Thanks so much for participating! We collected a total of 1041 games played. Of these, 882 games had the human player agree with the calculated tempo. In 89 games, the player disagreed with the calculated tempo and gave their own tempo estimation, and 70 games had the player disagree with the tempo without giving their own tempo estimation.
My task now is to examine all these games; my goal is to have "3-agent agreement". For the "agreed with tempo" games, I need to check that I agree that the tempo is good -- this means that the player, me, and the computer all agree on the tempo. For both categories of "disagreed with tempo", I need to figure out what the real tempo should be, then tweak my algorithm so that the computer produces that tempo -- without ruining any of the detected tempos of the "agreed" examples. And if there's any disagreement between me and the player, I'll have to show the specific examples to our resident professor emeritus of music so that he can give a tie-breaking vote. And if he disagrees with both of us... well, there will probably be so few of those games that I can just discuss them individually in a special section of the paper. (I doubt there'll be any of those, though)

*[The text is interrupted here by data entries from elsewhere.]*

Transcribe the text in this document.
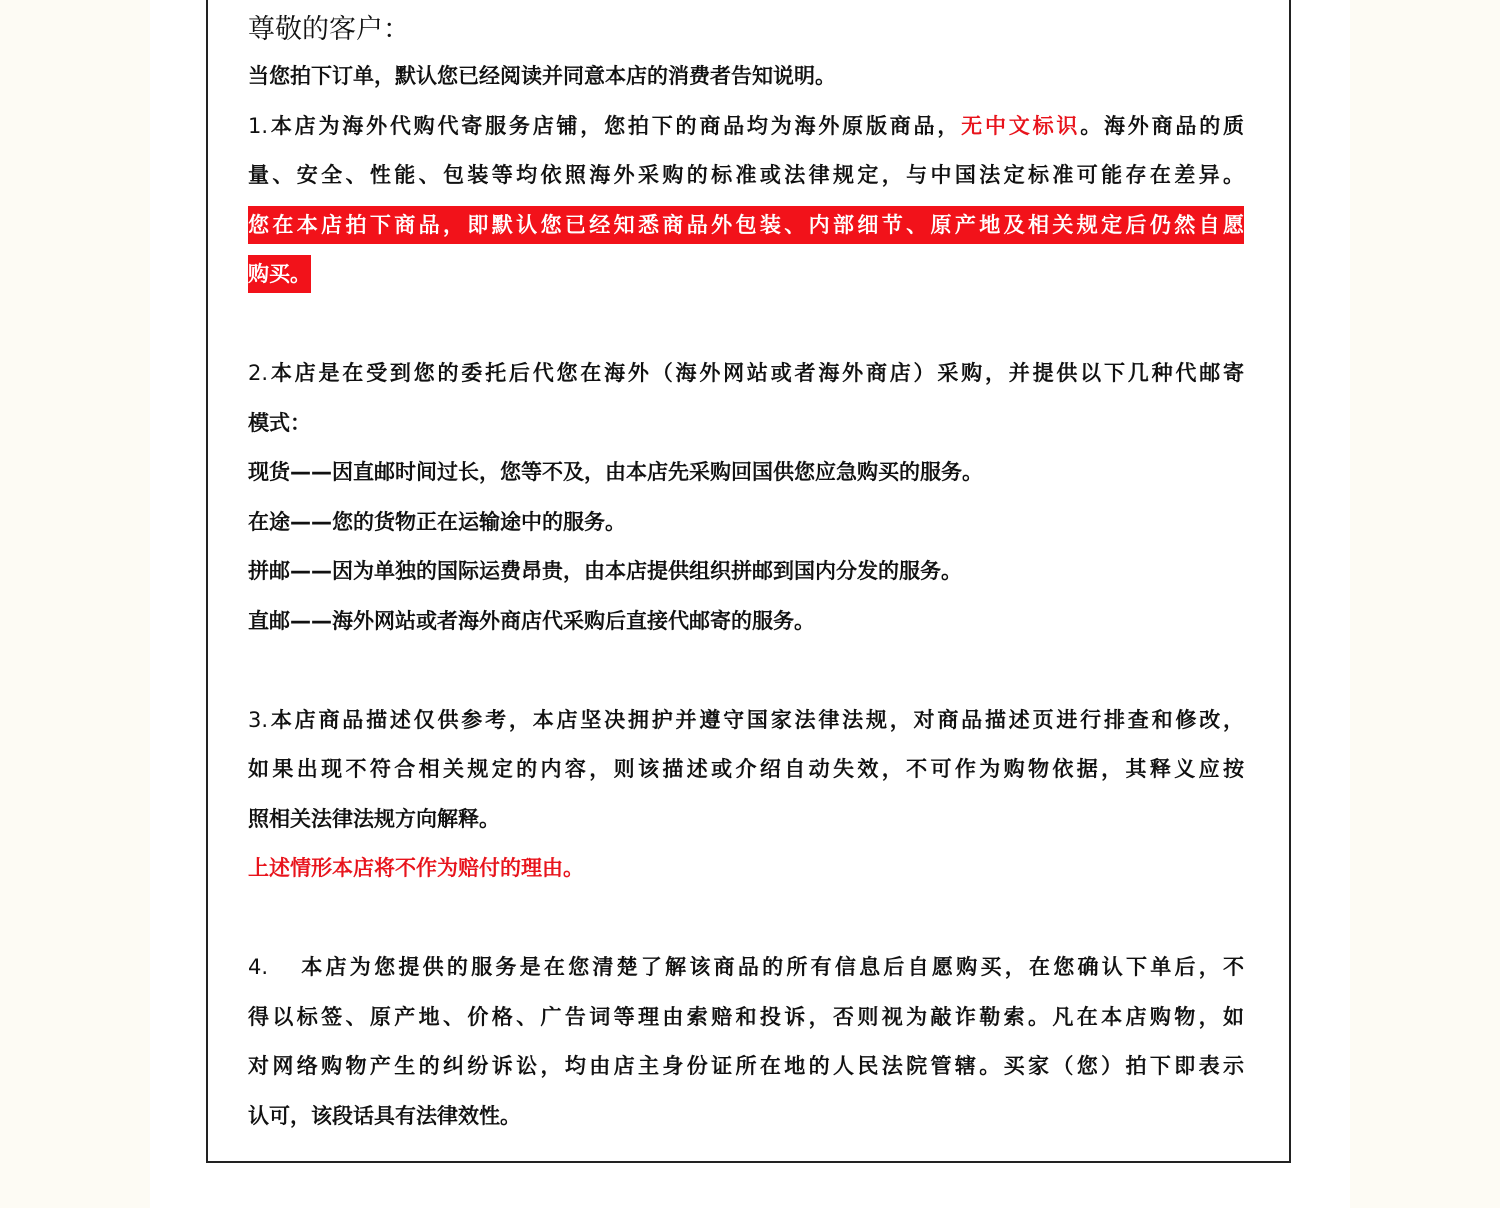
尊敬的客户：
当您拍下订单，默认您已经阅读并同意本店的消费者告知说明。
1.本店为海外代购代寄服务店铺，您拍下的商品均为海外原版商品，无中文标识。海外商品的质
量、安全、性能、包装等均依照海外采购的标准或法律规定，与中国法定标准可能存在差异。
您在本店拍下商品，即默认您已经知悉商品外包装、内部细节、原产地及相关规定后仍然自愿
购买。
2.本店是在受到您的委托后代您在海外（海外网站或者海外商店）采购，并提供以下几种代邮寄
模式：
现货——因直邮时间过长，您等不及，由本店先采购回国供您应急购买的服务。
在途——您的货物正在运输途中的服务。
拼邮——因为单独的国际运费昂贵，由本店提供组织拼邮到国内分发的服务。
直邮——海外网站或者海外商店代采购后直接代邮寄的服务。
3.本店商品描述仅供参考，本店坚决拥护并遵守国家法律法规，对商品描述页进行排查和修改，
如果出现不符合相关规定的内容，则该描述或介绍自动失效，不可作为购物依据，其释义应按
照相关法律法规方向解释。
上述情形本店将不作为赔付的理由。
4. 本店为您提供的服务是在您清楚了解该商品的所有信息后自愿购买，在您确认下单后，不
得以标签、原产地、价格、广告词等理由索赔和投诉，否则视为敲诈勒索。凡在本店购物，如
对网络购物产生的纠纷诉讼，均由店主身份证所在地的人民法院管辖。买家（您）拍下即表示
认可，该段话具有法律效性。
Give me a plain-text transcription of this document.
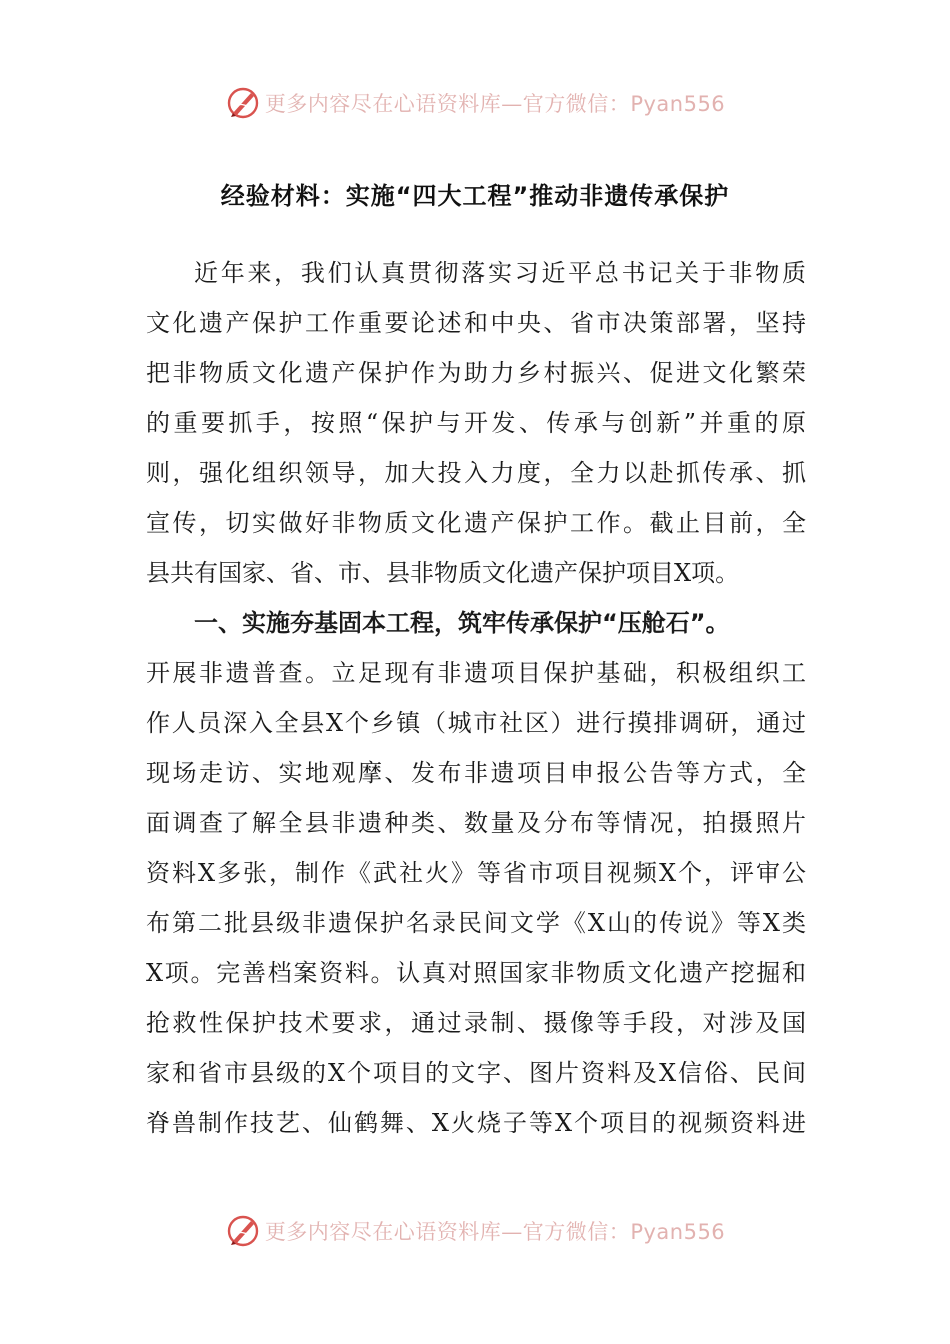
更多内容尽在心语资料库—官方微信：Pyan556
经验材料：实施“四大工程”推动非遗传承保护
近年来，我们认真贯彻落实习近平总书记关于非物质
文化遗产保护工作重要论述和中央、省市决策部署，坚持
把非物质文化遗产保护作为助力乡村振兴、促进文化繁荣
的重要抓手，按照“保护与开发、传承与创新”并重的原
则，强化组织领导，加大投入力度，全力以赴抓传承、抓
宣传，切实做好非物质文化遗产保护工作。截止目前，全
县共有国家、省、市、县非物质文化遗产保护项目X项。
一、实施夯基固本工程，筑牢传承保护“压舱石”。
开展非遗普查。立足现有非遗项目保护基础，积极组织工
作人员深入全县X个乡镇（城市社区）进行摸排调研，通过
现场走访、实地观摩、发布非遗项目申报公告等方式，全
面调查了解全县非遗种类、数量及分布等情况，拍摄照片
资料X多张，制作《武社火》等省市项目视频X个，评审公
布第二批县级非遗保护名录民间文学《X山的传说》等X类
X项。完善档案资料。认真对照国家非物质文化遗产挖掘和
抢救性保护技术要求，通过录制、摄像等手段，对涉及国
家和省市县级的X个项目的文字、图片资料及X信俗、民间
脊兽制作技艺、仙鹤舞、X火烧子等X个项目的视频资料进
更多内容尽在心语资料库—官方微信：Pyan556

A few people asked me privately about getting 100%, so I took a quick glance at the games. The very best game had an average error of 1.25 milliseconds (this was on level 5), while the best game on level 1 had an average error of 12.6 milliseconds. Mathematicians everywhere just winced at my use of the word "average", so let me clarify that those were the RMSE. The mean squared errors were 1.5*10^-6 and 1.5*10^-4, respectively.
Those games were very much the exception, however -- most "great" exercises had an "average" error of 30-40 milliseconds. This is just based on me skimming through a list of hundreds of numbers, though... a detailed (and non-subjective :) analysis will be coming in the next few days.